6. Se saisissant de cette nouvelle compétence, le Parquet national financier et l’Autorité de la concurrence ont mis en place des liens institutionnels dont l’existence a été rendue publique par le premier dans sa Synthèse 2021. Sans en dévoiler les détails, le Parquet national financier s’est limité à préciser que ces liens sont destinés à coordonner l’intervention des deux institutions avec pour « objectif partagé d’assurer efficacité et cohérence au traitement des contentieux administratif et pénal, notamment sur le plan des sanctions» (Parquet national financier, Synthèse 2021, p. 14).

7. La Synthèse 2021 du Parquet national financier ne mentionne pas l’existence d’une coopération institutionnelle équivalente avec le Direction générale de la concurrence, de la consommation et de la répression des fraudes (ci-après la « DGCCRF») alors que celle-ci dispose d’une compétence concurrente de celle de l’Autorité de la concurrence pour initier et mener des enquêtes de concurrence, mais pas pour réprimer les pratiques anticoncurrentielles hors les micro-pratiques anticoncurrentielles (dites « micro-PAC »). Là est sans doute la raison pour laquelle le Parquet national financier a vraisemblablement cherché à nouer prioritairement des liens avec l’Autorité de la concurrence : celle-ci est le principal organe de répression administrative du droit de la concurrence.

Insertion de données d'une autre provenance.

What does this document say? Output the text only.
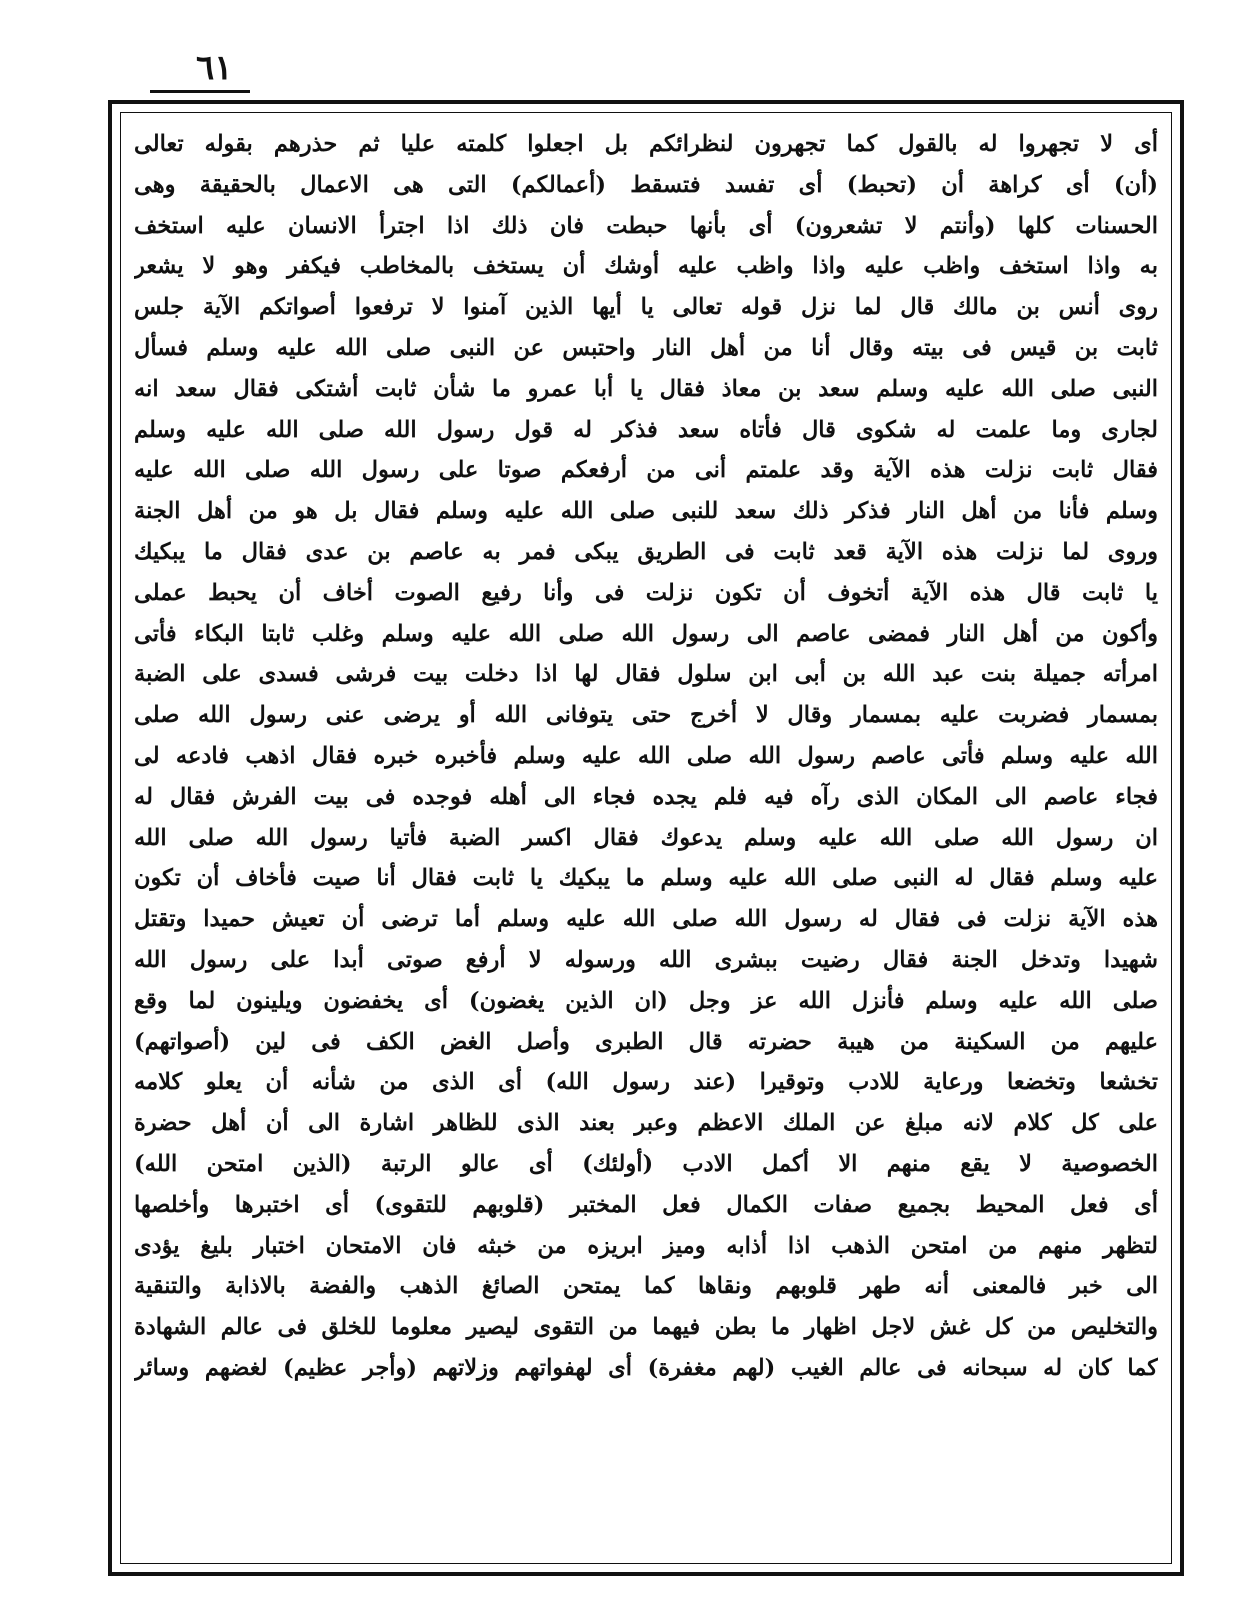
٦١
أى لا تجهروا له بالقول كما تجهرون لنظرائكم بل اجعلوا كلمته عليا ثم حذرهم بقوله تعالى
(أن) أى كراهة أن (تحبط) أى تفسد فتسقط (أعمالكم) التى هى الاعمال بالحقيقة وهى
الحسنات كلها (وأنتم لا تشعرون) أى بأنها حبطت فان ذلك اذا اجترأ الانسان عليه استخف
به واذا استخف واظب عليه واذا واظب عليه أوشك أن يستخف بالمخاطب فيكفر وهو لا يشعر
روى أنس بن مالك قال لما نزل قوله تعالى يا أيها الذين آمنوا لا ترفعوا أصواتكم الآية جلس
ثابت بن قيس فى بيته وقال أنا من أهل النار واحتبس عن النبى صلى الله عليه وسلم فسأل
النبى صلى الله عليه وسلم سعد بن معاذ فقال يا أبا عمرو ما شأن ثابت أشتكى فقال سعد انه
لجارى وما علمت له شكوى قال فأتاه سعد فذكر له قول رسول الله صلى الله عليه وسلم
فقال ثابت نزلت هذه الآية وقد علمتم أنى من أرفعكم صوتا على رسول الله صلى الله عليه
وسلم فأنا من أهل النار فذكر ذلك سعد للنبى صلى الله عليه وسلم فقال بل هو من أهل الجنة
وروى لما نزلت هذه الآية قعد ثابت فى الطريق يبكى فمر به عاصم بن عدى فقال ما يبكيك
يا ثابت قال هذه الآية أتخوف أن تكون نزلت فى وأنا رفيع الصوت أخاف أن يحبط عملى
وأكون من أهل النار فمضى عاصم الى رسول الله صلى الله عليه وسلم وغلب ثابتا البكاء فأتى
امرأته جميلة بنت عبد الله بن أبى ابن سلول فقال لها اذا دخلت بيت فرشى فسدى على الضبة
بمسمار فضربت عليه بمسمار وقال لا أخرج حتى يتوفانى الله أو يرضى عنى رسول الله صلى
الله عليه وسلم فأتى عاصم رسول الله صلى الله عليه وسلم فأخبره خبره فقال اذهب فادعه لى
فجاء عاصم الى المكان الذى رآه فيه فلم يجده فجاء الى أهله فوجده فى بيت الفرش فقال له
ان رسول الله صلى الله عليه وسلم يدعوك فقال اكسر الضبة فأتيا رسول الله صلى الله
عليه وسلم فقال له النبى صلى الله عليه وسلم ما يبكيك يا ثابت فقال أنا صيت فأخاف أن تكون
هذه الآية نزلت فى فقال له رسول الله صلى الله عليه وسلم أما ترضى أن تعيش حميدا وتقتل
شهيدا وتدخل الجنة فقال رضيت ببشرى الله ورسوله لا أرفع صوتى أبدا على رسول الله
صلى الله عليه وسلم فأنزل الله عز وجل (ان الذين يغضون) أى يخفضون ويلينون لما وقع
عليهم من السكينة من هيبة حضرته قال الطبرى وأصل الغض الكف فى لين (أصواتهم)
تخشعا وتخضعا ورعاية للادب وتوقيرا (عند رسول الله) أى الذى من شأنه أن يعلو كلامه
على كل كلام لانه مبلغ عن الملك الاعظم وعبر بعند الذى للظاهر اشارة الى أن أهل حضرة
الخصوصية لا يقع منهم الا أكمل الادب (أولئك) أى عالو الرتبة (الذين امتحن الله)
أى فعل المحيط بجميع صفات الكمال فعل المختبر (قلوبهم للتقوى) أى اختبرها وأخلصها
لتظهر منهم من امتحن الذهب اذا أذابه وميز ابريزه من خبثه فان الامتحان اختبار بليغ يؤدى
الى خبر فالمعنى أنه طهر قلوبهم ونقاها كما يمتحن الصائغ الذهب والفضة بالاذابة والتنقية
والتخليص من كل غش لاجل اظهار ما بطن فيهما من التقوى ليصير معلوما للخلق فى عالم الشهادة
كما كان له سبحانه فى عالم الغيب (لهم مغفرة) أى لهفواتهم وزلاتهم (وأجر عظيم) لغضهم وسائر
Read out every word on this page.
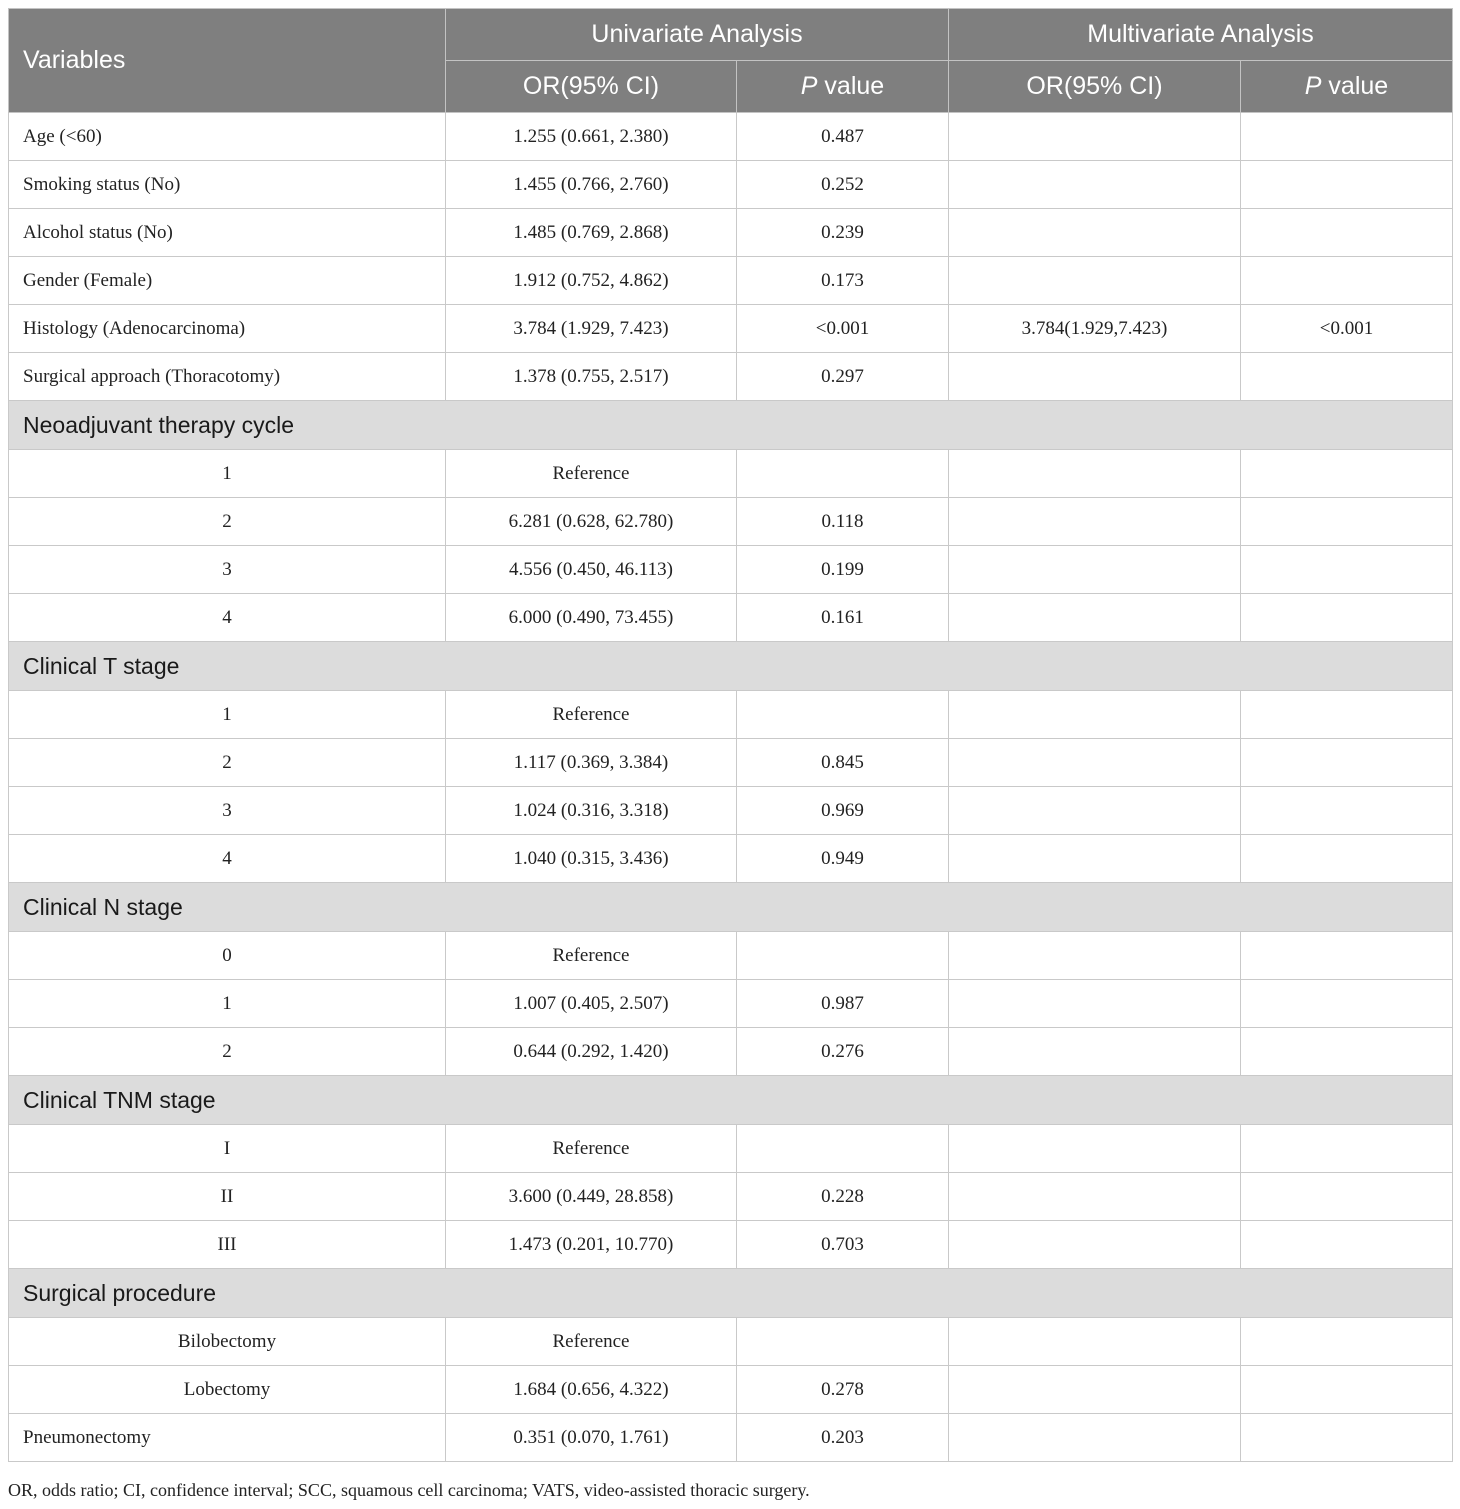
Variables	Univariate Analysis		Multivariate Analysis	
	OR(95% CI)	P value	OR(95% CI)	P value
Age (<60)	1.255 (0.661, 2.380)	0.487		
Smoking status (No)	1.455 (0.766, 2.760)	0.252		
Alcohol status (No)	1.485 (0.769, 2.868)	0.239		
Gender (Female)	1.912 (0.752, 4.862)	0.173		
Histology (Adenocarcinoma)	3.784 (1.929, 7.423)	<0.001	3.784(1.929,7.423)	<0.001
Surgical approach (Thoracotomy)	1.378 (0.755, 2.517)	0.297		
Neoadjuvant therapy cycle				
1	Reference			
2	6.281 (0.628, 62.780)	0.118		
3	4.556 (0.450, 46.113)	0.199		
4	6.000 (0.490, 73.455)	0.161		
Clinical T stage				
1	Reference			
2	1.117 (0.369, 3.384)	0.845		
3	1.024 (0.316, 3.318)	0.969		
4	1.040 (0.315, 3.436)	0.949		
Clinical N stage				
0	Reference			
1	1.007 (0.405, 2.507)	0.987		
2	0.644 (0.292, 1.420)	0.276		
Clinical TNM stage				
I	Reference			
II	3.600 (0.449, 28.858)	0.228		
III	1.473 (0.201, 10.770)	0.703		
Surgical procedure				
Bilobectomy	Reference			
Lobectomy	1.684 (0.656, 4.322)	0.278		
Pneumonectomy	0.351 (0.070, 1.761)	0.203		
OR, odds ratio; CI, confidence interval; SCC, squamous cell carcinoma; VATS, video-assisted thoracic surgery.
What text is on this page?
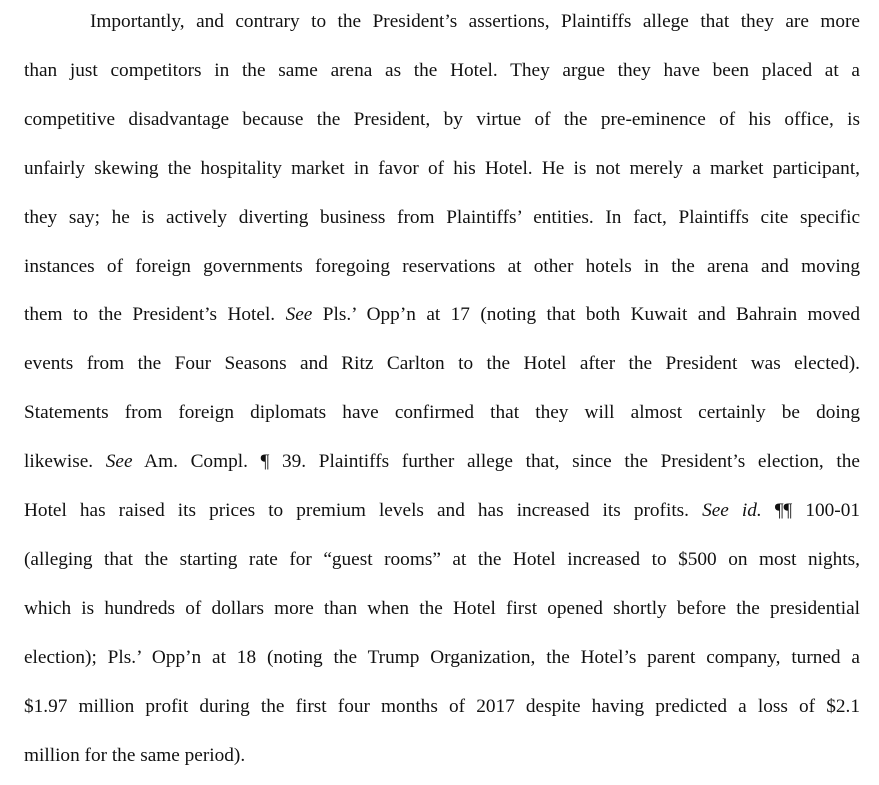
Importantly, and contrary to the President’s assertions, Plaintiffs allege that they are more

than just competitors in the same arena as the Hotel. They argue they have been placed at a

competitive disadvantage because the President, by virtue of the pre-eminence of his office, is

unfairly skewing the hospitality market in favor of his Hotel. He is not merely a market participant,

they say; he is actively diverting business from Plaintiffs’ entities. In fact, Plaintiffs cite specific

instances of foreign governments foregoing reservations at other hotels in the arena and moving

them to the President’s Hotel. See Pls.’ Opp’n at 17 (noting that both Kuwait and Bahrain moved

events from the Four Seasons and Ritz Carlton to the Hotel after the President was elected).

Statements from foreign diplomats have confirmed that they will almost certainly be doing

likewise. See Am. Compl. ¶ 39. Plaintiffs further allege that, since the President’s election, the

Hotel has raised its prices to premium levels and has increased its profits. See id. ¶¶ 100-01

(alleging that the starting rate for “guest rooms” at the Hotel increased to $500 on most nights,

which is hundreds of dollars more than when the Hotel first opened shortly before the presidential

election); Pls.’ Opp’n at 18 (noting the Trump Organization, the Hotel’s parent company, turned a

$1.97 million profit during the first four months of 2017 despite having predicted a loss of $2.1

million for the same period).
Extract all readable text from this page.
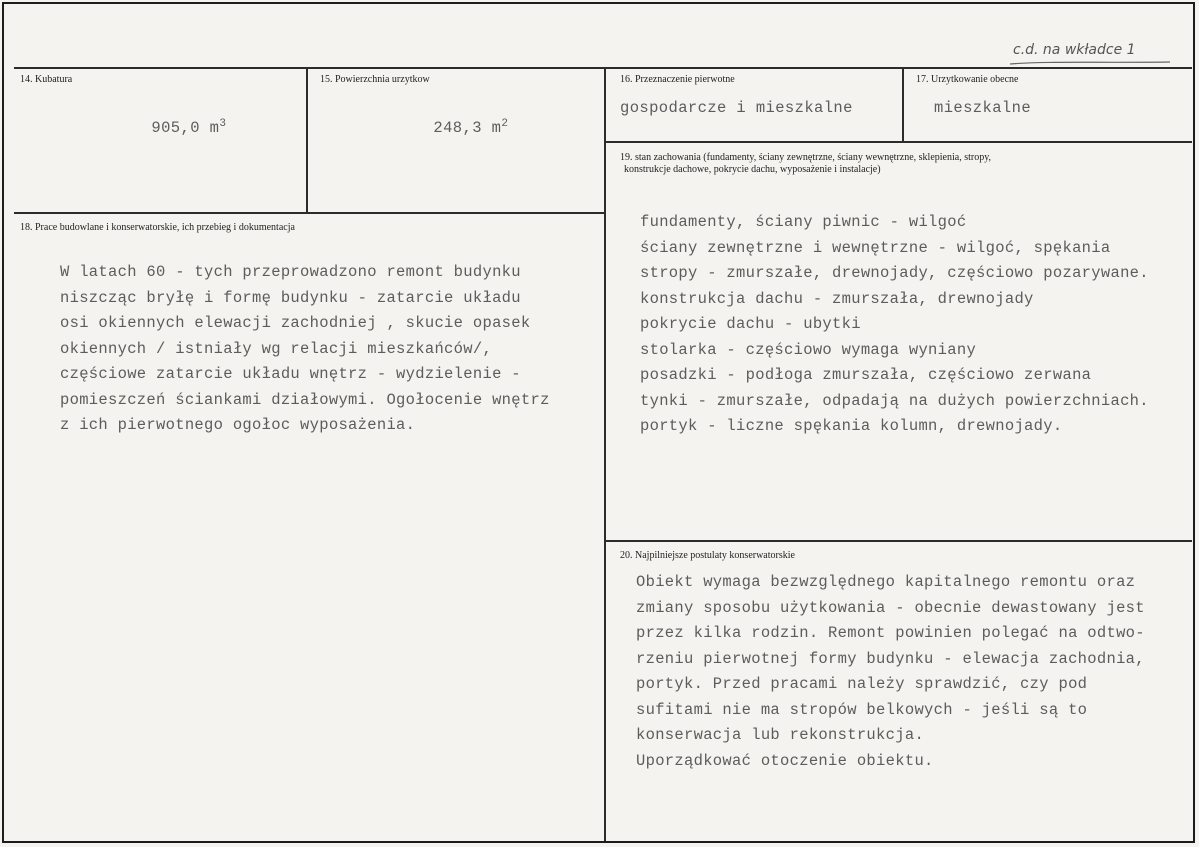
c.d. na wkładce 1
14. Kubatura

905,0 $m^3$

15. Powierzchnia urzytkow

248,3 $m^2$

16. Przeznaczenie pierwotne
gospodarcze i mieszkalne
17. Urzytkowanie obecne
mieszkalne
18. Prace budowlane i konserwatorskie, ich przebieg i dokumentacja
W latach 60 - tych przeprowadzono remont budynku
niszcząc bryłę i formę budynku - zatarcie układu
osi okiennych elewacji zachodniej , skucie opasek
okiennych / istniały wg relacji mieszkańców/,
częściowe zatarcie układu wnętrz - wydzielenie -
pomieszczeń ściankami działowymi. Ogołocenie wnętrz
z ich pierwotnego ogołoc wyposażenia.
19. stan zachowania (fundamenty, ściany zewnętrzne, ściany wewnętrzne, sklepienia, stropy,
konstrukcje dachowe, pokrycie dachu, wyposażenie i instalacje)
fundamenty, ściany piwnic - wilgoć
ściany zewnętrzne i wewnętrzne - wilgoć, spękania
stropy - zmurszałe, drewnojady, częściowo pozarywane.
konstrukcja dachu - zmurszała, drewnojady
pokrycie dachu - ubytki
stolarka - częściowo wymaga wyniany
posadzki - podłoga zmurszała, częściowo zerwana
tynki - zmurszałe, odpadają na dużych powierzchniach.
portyk - liczne spękania kolumn, drewnojady.
20. Najpilniejsze postulaty konserwatorskie
Obiekt wymaga bezwzględnego kapitalnego remontu oraz
zmiany sposobu użytkowania - obecnie dewastowany jest
przez kilka rodzin. Remont powinien polegać na odtwo-
rzeniu pierwotnej formy budynku - elewacja zachodnia,
portyk. Przed pracami należy sprawdzić, czy pod
sufitami nie ma stropów belkowych - jeśli są to
konserwacja lub rekonstrukcja.
Uporządkować otoczenie obiektu.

L’on ne peut qu’appeler à la mise en place d’une coopération institutionnelle entre le Parquet national financier et la DGCCRF dans un avenir proche.

8. L’établissement de liens institutionnels entre le Parquet national financier et l’Autorité de la concurrence est-il le signe d’un prochain accroissement des poursuites sur le fondement de l’article L. 420-6 du Code de commerce ? La tendance mondiale étant depuis peu à la (re)pénalisation du droit de la concurrence pour renforcer l’efficacité de la répression et son caractère dissuasif, l’on peut anticiper de futures procédures pénales contre les pratiques anticoncurrentielles en France. Ce mouvement risque néanmoins d’être limité à raison des faibles moyens dévolus à l’appareil judiciaire français.